I don't doubt that some of the aviators were good at seeing big objects at long range.
And this was not the first search for lost airmen conducted from planes. In 1927 planes were use to search for the missing pilots of the planes competing in the Dole Derby so search and rescue techniques were already developed ten years prior to the Earhart search.
The question is whether those techniques (if one search did, in fact, develop S.A.R. techniques comparable to those taught today) for doing a regular visual search for small objects were
taught to the Navy personnel who were over Niku.
Whatever disparagement of the skills of the Navy aviators the defenders of the Gardner hypothesis feel compelled to make, the commanders of the Colorado and the Lexington felt otherwise and they had current knowledge of the skill and training that the aviators possessed.
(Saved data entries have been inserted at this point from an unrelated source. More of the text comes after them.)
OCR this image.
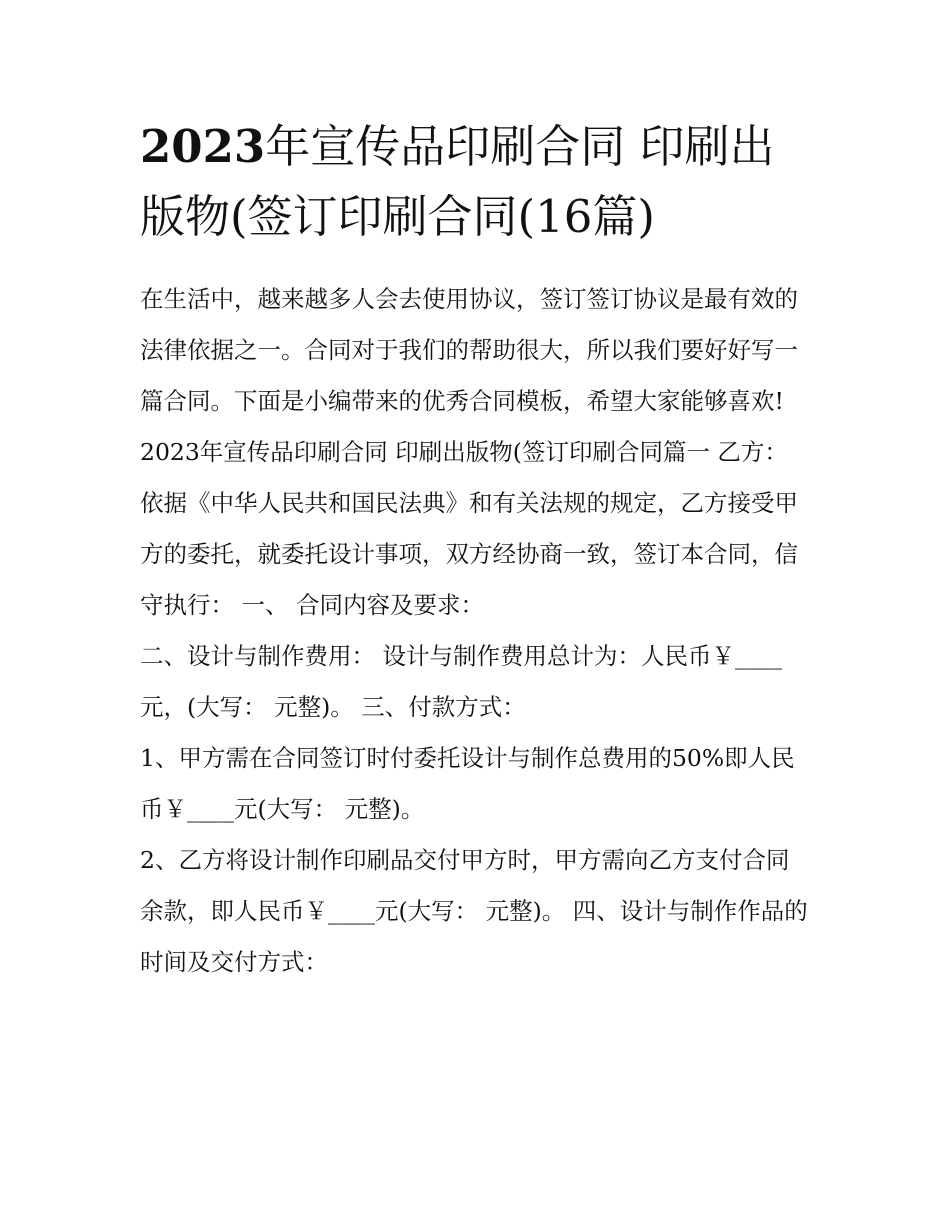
2023年宣传品印刷合同 印刷出版物(签订印刷合同(16篇)

在生活中，越来越多人会去使用协议，签订签订协议是最有效的法律依据之一。合同对于我们的帮助很大，所以我们要好好写一篇合同。下面是小编带来的优秀合同模板，希望大家能够喜欢!

2023年宣传品印刷合同 印刷出版物(签订印刷合同篇一 乙方：

依据《中华人民共和国民法典》和有关法规的规定，乙方接受甲方的委托，就委托设计事项，双方经协商一致，签订本合同，信守执行： 一、 合同内容及要求：

二、设计与制作费用： 设计与制作费用总计为：人民币￥____元，(大写： 元整)。 三、付款方式：

1、甲方需在合同签订时付委托设计与制作总费用的50%即人民币￥____元(大写： 元整)。

2、乙方将设计制作印刷品交付甲方时，甲方需向乙方支付合同余款，即人民币￥____元(大写： 元整)。 四、设计与制作作品的时间及交付方式：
If the commanders did not believe that the aviators had the necessary skill to spot Earhart then there would have been no reason to launch the search planes.
The commanders were commanded to go search. They used the resources they had on board. I don't deny their conviction that it would be easy to spot folks on tropical islands from the air. I question whether that is a reasonable conviction, since they hadn't had any practice at doing so in the Great War and the Little War hadn't yet begun to produce wrecks and survivors in the Pacific Theater.
Any time a piece of evidence points away from the TIGHAR hypothesis, the defenders of the faith jump up to disparage it.
And believers in a different faith jump up to state their creed.
Strange things do happen.
An improbability is not the same thing as an impossibility.
A probability is not the same thing as a certainty.
You credit the six men (like Malcolm, without providing evidence of S.A.R. training) with so much skill that you conclude it is highly unlikely that AE and FN were on the island. I do not give the men or their training that much credit, and rate the odds of them missing AE and FN (
if they were on the island) higher than you do.
This is something about which reasonable people may reasonably disagree.
No more faith is involved on one side than the other.
I have never claimed that the failure to spot them on the island proved that they were not on the island. Even with a high probability of detection, it is just that, a probability, and it is never a certainty.
OK. I made the same point above before reading these lines.
But it does provide one more piece of evidence on the not TIGHAR end of the scale, it doesn't prove it.
That sentence is a train wreck, and it doesn't quite follow from the concession you have just made about probabilities and certainties.
The TIGHAR enthusiasts pile everything they can find on the island (unless it has a clear date on it of 1938 or later) on their end of the scale as additional evidence of Earhart being on the island so it is certainly fair for me to bring up evidence pointing in the other direction.
Let's use parallel construction: you are also an enthusiast making judgments for which you are responsible. If you call the material you are using "evidence," then you should also call the material used by your opponents "evidence." If the proper description is "bringing up evidence" for what you do, then you should use that same neutral language for what your opponents do.
Otherwise, you are slanting the playing field rhetorically. You
say either view could be right, but portray those who view things differently from you as merely "piling up stuff on the scale," while you, the reasonable man, are "bringing up evidence."